Science for Peace met with the Biological and Chemical Defence Review Committee (BCDRC) 31 May 1993, to share with them our concerns. BCDRC is currently the only civilian review committee in any nation to review all aspects of biological and chemical defence research, development, and training programs within the nation’s defence establishment. One of the mandates of the BCDRC is to provide assurance to the Canadian public that only defensive activities which pose no threat to public safety are undertaken by the military. In view of this, the lengthy period between the completion of a report and its availability to the public of over two years leads to additional worry about the issues. We are told that nothing short of political pressure on External Affairs (which has the last say in its publication) could speed up the committee’s annual reports.
Secrecy of documents pertaining to chemical and biological warfare continues to be a concern. Again, we are told that this is a problem with External Affairs and not the Department of Defence. Here is an area where pressure in the House of Commons during a question period might bring some results.
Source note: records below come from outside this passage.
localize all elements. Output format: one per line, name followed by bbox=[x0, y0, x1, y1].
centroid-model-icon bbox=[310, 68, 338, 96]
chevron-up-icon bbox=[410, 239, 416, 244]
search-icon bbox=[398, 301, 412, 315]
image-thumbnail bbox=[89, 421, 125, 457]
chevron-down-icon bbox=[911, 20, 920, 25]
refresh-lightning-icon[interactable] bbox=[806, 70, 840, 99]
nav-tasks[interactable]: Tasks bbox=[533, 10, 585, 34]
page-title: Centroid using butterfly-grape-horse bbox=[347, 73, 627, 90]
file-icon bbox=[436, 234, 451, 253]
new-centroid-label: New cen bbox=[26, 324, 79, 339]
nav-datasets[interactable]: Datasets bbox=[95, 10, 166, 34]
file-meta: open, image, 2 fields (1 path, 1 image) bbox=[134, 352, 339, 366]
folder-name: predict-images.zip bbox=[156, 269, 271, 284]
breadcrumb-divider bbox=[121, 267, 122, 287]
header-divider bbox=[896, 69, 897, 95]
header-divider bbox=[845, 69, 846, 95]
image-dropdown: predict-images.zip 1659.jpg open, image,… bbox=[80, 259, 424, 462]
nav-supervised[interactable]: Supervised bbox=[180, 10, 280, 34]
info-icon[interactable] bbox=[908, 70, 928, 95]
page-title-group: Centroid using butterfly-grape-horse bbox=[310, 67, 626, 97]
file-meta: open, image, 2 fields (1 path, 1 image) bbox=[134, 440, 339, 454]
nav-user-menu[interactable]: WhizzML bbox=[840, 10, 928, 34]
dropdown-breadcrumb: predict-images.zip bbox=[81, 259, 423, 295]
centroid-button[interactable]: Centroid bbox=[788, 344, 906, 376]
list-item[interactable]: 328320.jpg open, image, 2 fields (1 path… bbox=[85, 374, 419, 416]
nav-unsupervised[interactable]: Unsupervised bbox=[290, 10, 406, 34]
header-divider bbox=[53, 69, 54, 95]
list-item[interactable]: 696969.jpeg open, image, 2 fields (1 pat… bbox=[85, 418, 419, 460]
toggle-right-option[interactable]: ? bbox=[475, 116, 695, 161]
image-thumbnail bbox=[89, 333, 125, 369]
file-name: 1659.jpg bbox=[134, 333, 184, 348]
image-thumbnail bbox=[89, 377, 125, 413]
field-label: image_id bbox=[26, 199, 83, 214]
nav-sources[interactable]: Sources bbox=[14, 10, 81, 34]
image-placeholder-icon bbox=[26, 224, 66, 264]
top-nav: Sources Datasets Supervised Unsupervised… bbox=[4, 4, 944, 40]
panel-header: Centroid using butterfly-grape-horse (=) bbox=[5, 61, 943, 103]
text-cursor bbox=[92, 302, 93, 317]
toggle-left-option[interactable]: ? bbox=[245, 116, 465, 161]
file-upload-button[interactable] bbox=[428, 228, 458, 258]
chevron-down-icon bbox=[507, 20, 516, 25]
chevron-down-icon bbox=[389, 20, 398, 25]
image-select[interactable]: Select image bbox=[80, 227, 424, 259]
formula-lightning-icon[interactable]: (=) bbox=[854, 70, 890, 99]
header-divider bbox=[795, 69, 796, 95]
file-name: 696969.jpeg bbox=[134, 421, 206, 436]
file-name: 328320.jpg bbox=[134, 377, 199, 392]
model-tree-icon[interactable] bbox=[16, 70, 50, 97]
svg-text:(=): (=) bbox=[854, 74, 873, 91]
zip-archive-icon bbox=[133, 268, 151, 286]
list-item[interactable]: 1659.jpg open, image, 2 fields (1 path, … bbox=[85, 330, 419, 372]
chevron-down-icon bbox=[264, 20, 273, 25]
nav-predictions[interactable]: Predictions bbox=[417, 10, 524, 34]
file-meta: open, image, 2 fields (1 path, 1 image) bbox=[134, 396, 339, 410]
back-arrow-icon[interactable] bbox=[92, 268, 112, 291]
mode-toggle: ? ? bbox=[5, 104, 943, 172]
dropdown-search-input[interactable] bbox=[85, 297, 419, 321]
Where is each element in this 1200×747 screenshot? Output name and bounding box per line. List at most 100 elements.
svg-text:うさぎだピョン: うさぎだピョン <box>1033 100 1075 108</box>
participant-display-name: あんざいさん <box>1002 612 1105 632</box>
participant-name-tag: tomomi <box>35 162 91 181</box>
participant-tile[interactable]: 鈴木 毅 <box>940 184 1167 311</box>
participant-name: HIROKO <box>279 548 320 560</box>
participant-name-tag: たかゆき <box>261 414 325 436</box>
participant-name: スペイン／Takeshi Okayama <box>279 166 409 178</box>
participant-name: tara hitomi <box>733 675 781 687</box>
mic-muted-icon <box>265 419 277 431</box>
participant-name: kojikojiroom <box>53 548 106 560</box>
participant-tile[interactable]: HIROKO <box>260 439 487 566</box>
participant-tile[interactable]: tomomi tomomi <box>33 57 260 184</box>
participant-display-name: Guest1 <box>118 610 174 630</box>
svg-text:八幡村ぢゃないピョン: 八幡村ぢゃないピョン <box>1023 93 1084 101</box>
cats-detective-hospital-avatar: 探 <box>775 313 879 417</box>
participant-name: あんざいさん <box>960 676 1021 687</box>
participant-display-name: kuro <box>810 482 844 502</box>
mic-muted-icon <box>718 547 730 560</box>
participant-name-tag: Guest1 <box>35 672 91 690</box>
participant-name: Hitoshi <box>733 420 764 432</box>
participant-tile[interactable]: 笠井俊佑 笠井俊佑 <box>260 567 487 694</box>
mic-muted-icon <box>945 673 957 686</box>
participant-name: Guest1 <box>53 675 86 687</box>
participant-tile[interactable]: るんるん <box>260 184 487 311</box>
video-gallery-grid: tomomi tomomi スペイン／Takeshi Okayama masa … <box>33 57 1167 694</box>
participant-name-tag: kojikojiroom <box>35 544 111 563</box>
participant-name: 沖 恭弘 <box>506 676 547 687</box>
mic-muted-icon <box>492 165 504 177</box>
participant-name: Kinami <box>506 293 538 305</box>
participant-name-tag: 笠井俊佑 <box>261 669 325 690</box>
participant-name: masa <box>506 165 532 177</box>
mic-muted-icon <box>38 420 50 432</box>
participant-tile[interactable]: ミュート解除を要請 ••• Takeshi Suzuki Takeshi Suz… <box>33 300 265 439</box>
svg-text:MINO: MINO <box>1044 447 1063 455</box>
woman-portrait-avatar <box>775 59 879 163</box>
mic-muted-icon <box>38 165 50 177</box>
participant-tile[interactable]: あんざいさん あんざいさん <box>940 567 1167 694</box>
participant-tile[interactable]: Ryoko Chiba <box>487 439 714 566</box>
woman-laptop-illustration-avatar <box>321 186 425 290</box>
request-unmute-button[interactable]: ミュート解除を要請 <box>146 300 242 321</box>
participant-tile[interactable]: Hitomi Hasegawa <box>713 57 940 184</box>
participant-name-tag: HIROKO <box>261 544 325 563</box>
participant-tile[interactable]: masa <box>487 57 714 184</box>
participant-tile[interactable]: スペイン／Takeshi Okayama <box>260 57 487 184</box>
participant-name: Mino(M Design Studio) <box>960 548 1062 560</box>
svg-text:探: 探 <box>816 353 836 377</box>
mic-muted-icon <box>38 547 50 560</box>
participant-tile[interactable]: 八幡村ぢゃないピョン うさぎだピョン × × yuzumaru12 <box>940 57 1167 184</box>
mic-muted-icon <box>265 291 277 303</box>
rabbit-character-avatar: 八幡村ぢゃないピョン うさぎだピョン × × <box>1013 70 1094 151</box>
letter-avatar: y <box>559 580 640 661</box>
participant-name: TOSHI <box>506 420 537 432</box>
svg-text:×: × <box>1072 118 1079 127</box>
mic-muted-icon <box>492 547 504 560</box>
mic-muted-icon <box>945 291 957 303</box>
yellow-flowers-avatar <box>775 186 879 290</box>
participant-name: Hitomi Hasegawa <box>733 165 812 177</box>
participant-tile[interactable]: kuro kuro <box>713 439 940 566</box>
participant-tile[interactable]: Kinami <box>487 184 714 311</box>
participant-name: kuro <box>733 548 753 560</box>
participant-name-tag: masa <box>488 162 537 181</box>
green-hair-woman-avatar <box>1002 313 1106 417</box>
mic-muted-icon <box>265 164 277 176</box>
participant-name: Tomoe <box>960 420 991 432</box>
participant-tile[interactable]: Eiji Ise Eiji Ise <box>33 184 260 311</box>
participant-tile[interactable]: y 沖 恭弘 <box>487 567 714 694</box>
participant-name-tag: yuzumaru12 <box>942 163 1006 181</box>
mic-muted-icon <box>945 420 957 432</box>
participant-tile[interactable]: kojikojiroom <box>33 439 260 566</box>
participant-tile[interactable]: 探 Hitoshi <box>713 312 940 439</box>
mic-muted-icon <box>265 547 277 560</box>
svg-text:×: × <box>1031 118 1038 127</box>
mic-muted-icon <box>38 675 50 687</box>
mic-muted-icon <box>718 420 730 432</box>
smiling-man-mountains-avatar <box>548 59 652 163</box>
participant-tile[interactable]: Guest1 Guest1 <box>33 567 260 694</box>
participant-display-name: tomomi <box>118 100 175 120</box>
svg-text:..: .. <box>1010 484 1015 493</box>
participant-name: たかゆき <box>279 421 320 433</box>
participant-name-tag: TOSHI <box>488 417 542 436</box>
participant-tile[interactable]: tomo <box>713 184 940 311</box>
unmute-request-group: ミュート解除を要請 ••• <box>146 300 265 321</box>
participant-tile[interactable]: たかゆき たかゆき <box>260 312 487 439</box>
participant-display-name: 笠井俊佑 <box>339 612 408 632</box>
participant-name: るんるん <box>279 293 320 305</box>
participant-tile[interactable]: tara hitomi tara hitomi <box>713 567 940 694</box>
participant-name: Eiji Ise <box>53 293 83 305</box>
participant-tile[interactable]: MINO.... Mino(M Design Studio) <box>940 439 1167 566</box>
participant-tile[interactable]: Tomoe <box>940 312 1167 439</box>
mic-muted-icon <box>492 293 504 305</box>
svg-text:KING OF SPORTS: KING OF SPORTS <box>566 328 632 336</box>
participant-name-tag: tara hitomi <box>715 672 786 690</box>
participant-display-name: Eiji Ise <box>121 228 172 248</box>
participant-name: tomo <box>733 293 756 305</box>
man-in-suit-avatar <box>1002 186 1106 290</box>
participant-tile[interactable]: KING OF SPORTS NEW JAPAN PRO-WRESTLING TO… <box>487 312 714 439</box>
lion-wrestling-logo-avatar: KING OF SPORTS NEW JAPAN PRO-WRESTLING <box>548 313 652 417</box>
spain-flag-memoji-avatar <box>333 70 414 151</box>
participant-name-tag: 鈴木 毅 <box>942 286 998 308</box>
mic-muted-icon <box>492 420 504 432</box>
Walter Dorn brought up the problem that the BCDRC was charged with ascertaining that only defensive and not offensive research is done and yet no clear guidelines concerning how to differentiate these have been spelled out. The committee agreed that clear criteria would be desirable but very difficult if not impossible to define in practice. Clearly, we hope the BCDRC gives this area more thought.
Finally, the question of developing technologies to verify compliance with international treaties banning biological and chemical warfare was discussed. We were surprised to learn that the mandate for verification was given to the Department of External Affairs and not the Department of Defence (DOD). Thus considerable research expertise in this area is being lost as the DOD is retrenching for lack of funds and External Affairs is not spending money on research.